Working with XML and JSON in R

Pick three of your favorite books on one of your favorite subjects. At least one of the books should have more than one author. For each book, include the title, authors, and two or three other attributes that you find interesting.

Take the information that you’ve selected about these three books, and separately create three files which store the book’s information in HTML (using an html table), XML, and JSON formats (e.g. “books.html”, “books.xml”, and “books.json”). To help you better understand the different file structures, I’d prefer that you create each of these files “by hand” unless you’re already very comfortable with the file formats.

Write R code, using your packages of choice, to load the information from each of the three sources into separate R data frames. Are the three data frames identical?

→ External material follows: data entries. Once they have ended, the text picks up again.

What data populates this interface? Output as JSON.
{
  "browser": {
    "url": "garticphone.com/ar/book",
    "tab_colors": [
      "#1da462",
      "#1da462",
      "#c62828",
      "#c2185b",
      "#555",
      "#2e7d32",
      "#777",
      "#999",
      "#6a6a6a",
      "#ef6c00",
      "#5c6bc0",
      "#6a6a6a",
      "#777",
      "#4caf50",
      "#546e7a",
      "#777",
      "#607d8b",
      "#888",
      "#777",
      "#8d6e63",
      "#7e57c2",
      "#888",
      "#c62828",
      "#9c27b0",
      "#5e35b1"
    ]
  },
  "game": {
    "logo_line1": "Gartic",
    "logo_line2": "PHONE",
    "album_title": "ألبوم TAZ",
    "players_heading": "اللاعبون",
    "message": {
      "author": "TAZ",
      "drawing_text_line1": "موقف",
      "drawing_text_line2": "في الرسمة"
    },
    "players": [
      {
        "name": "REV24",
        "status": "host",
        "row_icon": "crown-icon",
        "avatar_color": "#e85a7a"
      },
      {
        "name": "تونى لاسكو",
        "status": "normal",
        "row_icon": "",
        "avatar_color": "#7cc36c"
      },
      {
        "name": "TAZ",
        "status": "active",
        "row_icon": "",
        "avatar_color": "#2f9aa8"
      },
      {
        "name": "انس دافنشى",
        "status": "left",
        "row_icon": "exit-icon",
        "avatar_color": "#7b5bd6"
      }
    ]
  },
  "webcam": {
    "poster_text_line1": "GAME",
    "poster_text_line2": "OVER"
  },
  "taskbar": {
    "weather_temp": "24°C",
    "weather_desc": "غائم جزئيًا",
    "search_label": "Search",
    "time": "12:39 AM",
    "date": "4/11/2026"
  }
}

Of the three tables, HTML was the closest to looking like a table when read in to R; this is because HTML reader recognizes HTML tables and reads each HTML table in a file into a seperate data frame directly. JSON read each record in row by row, using the JSON label as the vector entry names; using rbind of all the records yields a data structure ready to be turned into a data frame. XML operated much like JSON, except the data needed to be transposed before turning into a data frame. knitr::kable was used to print each resultant data frame for ease of comparison. See below how each one differs initially:

HTML

library(XML)
library(RCurl)

html.url <- "https://raw.githubusercontent.com/StephRoark/cunymsds/master/data607/Homework7/books.html"

#read in the url
HTML_data <- getURL(html.url)

#read the html from the web page
html.data <- readHTMLTable(HTML_data, stringsAsFactors=FALSE)
html.data
## $`NULL`
##                     Title
## 1 Chez Panisse Vegetables
## 2                  Plenty
## 3       Artisan Ice Cream
##                                                   Author
## 1                                           Alice Waters
## 2                                       Yotam Ottolenghi
## 3 Laura O'Neill, Benjamin Van Leeuwen, Peter Van Leeuwen
##                         Attributes
## 1 Vegetarian, California, Cookbook
## 2    Vegetarian, English, Cookbook
## 3 Dessert, New York City, Cookbook
#display the html data as a table
knitr::kable(html.data[[1]])
Title Author Attributes
Chez Panisse Vegetables Alice Waters Vegetarian, California, Cookbook
Plenty Yotam Ottolenghi Vegetarian, English, Cookbook
Artisan Ice Cream Laura O’Neill, Benjamin Van Leeuwen, Peter Van Leeuwen Dessert, New York City, Cookbook

JSON

library(RJSONIO)
JSON_data <- getURL("https://raw.githubusercontent.com/StephRoark/cunymsds/master/data607/Homework7/books.json")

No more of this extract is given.